Menatap Diam-diam

Jumat, 09 November 2012



Ku ulangi lagi menatap wajahmu diam-diam. Sekali lagi. Entah sudah yang keberapa kali. Nafas ku sempat beberapa kali pula tersengal, karena berdebar takala kedua bola matamu seperti mencari sesuatu, yang seolah merasa terintai oleh tatapan diam-diam ku. Hampir saja keempat bola mata kita berpadu jadi satu; bertemu, andai dengan rasa sadar aku tidak segera memalingkan pandanganku ke pepohonan tinggi di sampingmu. Seolah sedang mengamati pucuk-pucuk pohon yang ujungnya baru menuai tunas-tunas muda.

Aku tahu, tak kan nyaman bagimu yang terus merasa teramati. Di mata-mata-i. Seperti terus di bayangi oleh sesuatu yang tidak pernah kamu kenali. Tapi aku.. Aku menikmati menjadi pengamat pribadi mu. Ahk.. Aku bahkan lebih pantas di sebut sebagai penguntit dari pada pengamat pribadi. Tapi aku bahagia seperti ini. Memandangaimu dengan diam-diam. Dengan sebuah rasa yang terus menuntun ku kepadamu. Meski berucap jujur kepadamu tak akan terasa mampu keluar dari ujung pangkal lidahku.

Aku tahu semua yang bahkan tidak semua orang tahu tentang kamu dengan detail, bahkan aku bisa pastikan akan menjuarai urutan pertama, jikalau ini diperlombakan. Aku mencatat tiap saat kesukaanmu dalam ingatanku. Aku selalu tahu kamu tidak pernah tidak tepat waktu. Selalu datang ke taman ini setiap akhir pekan. Duduk di bangku yang sama, dan tidak dengan siapa pun.

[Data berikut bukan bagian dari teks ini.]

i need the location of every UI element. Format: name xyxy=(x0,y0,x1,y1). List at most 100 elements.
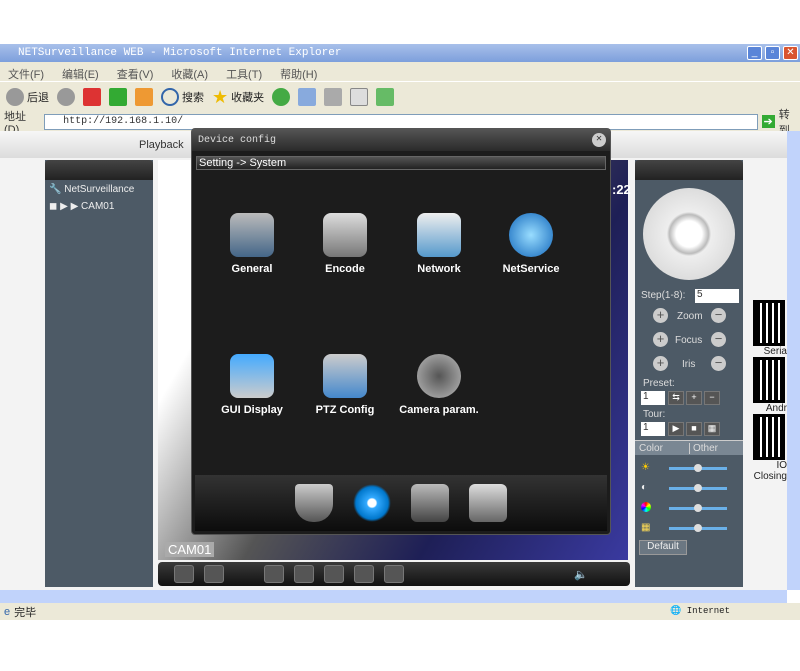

Pernah suatu hari aku melihatmu tampak bahagia. Bahkan hujan yang aku kira akan membahayakan, malah kamu biarkan menyentuh kulit lembutmu. Kamu basah kuyup. Kamu tertawa. Kamu berputar-putar menikmatinya. Seperti sedang bersyukur dengan apa yang sedang Ia jatuhkan ke bumi ku, pun bumi mu.

Sekarang sudah masuk musim penghujan lagi. Dan aku masih setia menantimu. Menunggu kamu tersenyum sambil bersenandung riang di bawah pepohonan tempat ku tinggal. Hujan seperti memisahkan kebiasaan mu dengan ku. Hujan membuatku tidak bisa melulu mengamatimu. Karena kamu mencari teduh di bawah atap rumah mu. Karena aku di sarangku. Karena aku menunggumu. Dan, karena aku hanya seekor burung taman yang setia mengintaimu. Dan, karena aku mencintaimu. 



Taman Kota,

Yang selalu menunggumu, Burung Gereja.